Ellerim titrerken yüzüne net bakabilmek için karşısına geçtim.

"Ne? Ne şansı?" Güldü.

"Zeki olduğunu biliyorum. Anlatmak istediğimi sanmıyorum."

"Nefes." Mutfaktan gelen hafif kısık sesle kafamı hafifçe iki yana sallayarak hızlanan nefesimi düzene sokmaya çalıştım. Araf önümden çekilerek mutfağın kapısını açarak içeriye geçti. Dönen başımdan dolayı ayakta durmakta zorlanmaya başlarken önümdeki demirlerden destek aldım. Azra... Ölmüş müydü?

"Nef- Nefes neyin var?!" Feyza yanıma gelerek elleriyle yüzümü avuçladı.

"Niye ağlıyorsun neyin var Nefes? Araf ile mi ilgili? Bir şey mi dedi sana?" Dudaklarımı birbirine bastırdım. Feyza eliyle yüzümü ıslatan yaşları silmeye çalışırken titreyen sesimle konuşmaya başladım.

"Azra, intihar etmiş?" Soru sorar gibi yüzüne baktım.

"O... O ölmüş." Feyza nefesini verdi.

"Göz kalemin aktı." Dikkatimi başka yere çekmeye çalışıyordu.

"Bak içeriye böyle çıkmak istemezsin. Bir elini yüzünü yıkayalım."

"Feyza." Eda ablanın sesi gelince yüzümü Feyza'nın ellerinden kurtararak arkamı döndüm.

"Kızım kahve yapmaya neden başlamadın? İçeride isteme için herkes seni bekliyor."

"Başlarım birazdan. Sen geç içeri." Eda abla onaylayarak hızlı olmasını söyledi ve kapıdan çekilerek salona ilerledi. Burnumu çekip gülümsemeye çalışarak Feyza'ya baktım.

"E hadi. Ne duruyorsun daha."

"İyi misin sen?"

"İyiyim. Hadi."

"Değilsin. Ben içeriye haber ve-"

"Feyza. Hadi. Kahveleri yapalım. Bak, iyiyim ben, gerçekten." Burnumu çekerek ellerimle yüzümü sildikten sonra gülümsemeye çalıştım. Feyza da minnetle gülümseyerek mutfağa geçince birkaç saniye gözlerimi kapatıp açtım. Banyoya giderek yüzümü yıkadıktan sonra tekrar mutfağa geçtim. Bu günü mahvetmeyecektim.

"Biraz daha mı atsam tuz? Ya da pul biber de mi katsam?" Gülümsemeye çalışarak Feyza'nın fazla tuzdan karışmayacak duruma getirdiği kahveye baktım.

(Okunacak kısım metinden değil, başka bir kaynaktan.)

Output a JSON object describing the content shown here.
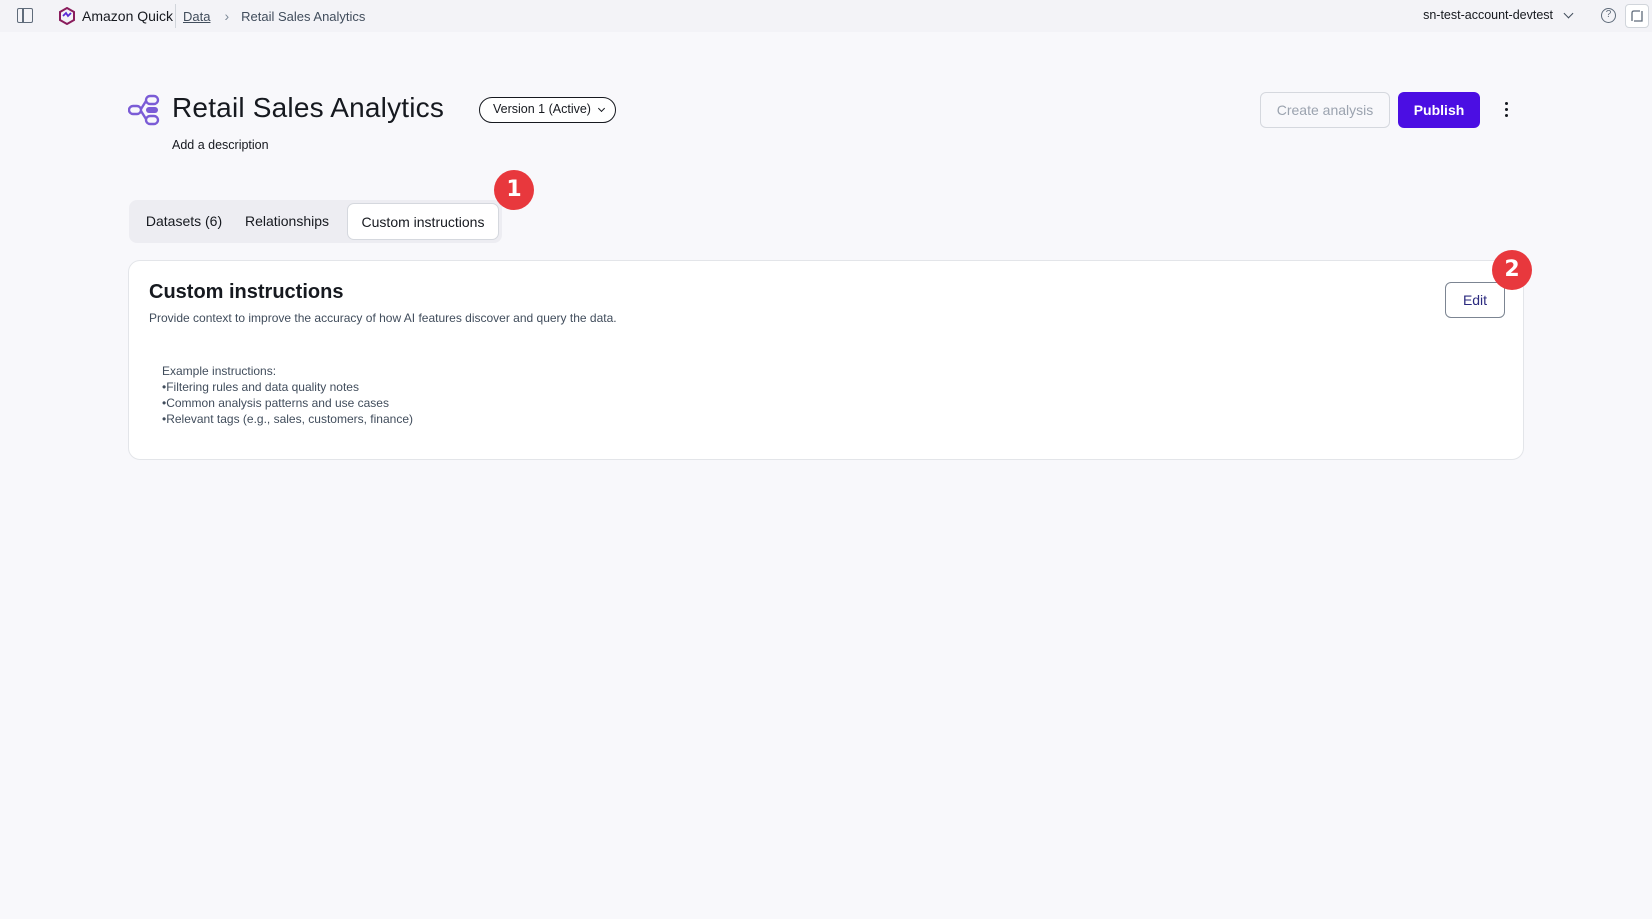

"Yerinde olsam henüz evlenmeden müstakbel eşimi öldürmeye çalışmazdım."

"Ya Nefes." Feyza kahkaha atarak koluma vurunca gülümseyerek geri çekildim. Kahveler ile dolu olan bir tepsiyi elime alarak büyük salona önden ilerledim. Tepsideki fincanlar bitene kadar bütün kahveleri misafirlere dağıtmış ve köşede Feyza'nın damat kahvesini bıyık altından gülerek Sefa'ya uzatışını izlemeye başlamıştım.

"Evet, gençler birbirlerini görmüşler..." Söze başlayan Sefa'nın babası ezberlenmiş sözleri söyleyerek kızı alınca Sefa dudaklarını kemirerek kahveyi yudumladı. Her şey normaldi işte. Olması gerektiği gibi. Herkes mutluydu. Onun adına mutluydum. Şimdi karşımda oynarken terleyen Sefa'nın alnını elindeki mendil ile silen Feyza'ya gülümseyerek bakıyordum. Mutlulardı. Ve onların mutluluğu beni de etkiliyordu. Dudaklarımın iki yana kırılmasına neden oluyorlardı en başta. Mutlu hissetmeme, değerli hissetmeme neden oluyorlardı.

"Yorucu bir gündü ama her şeye değdi." Feyza yüzündeki aptal sırıtışla koltuğa biraz daha yaslanırken derin bir nefes daha doldurdu ciğerlerine.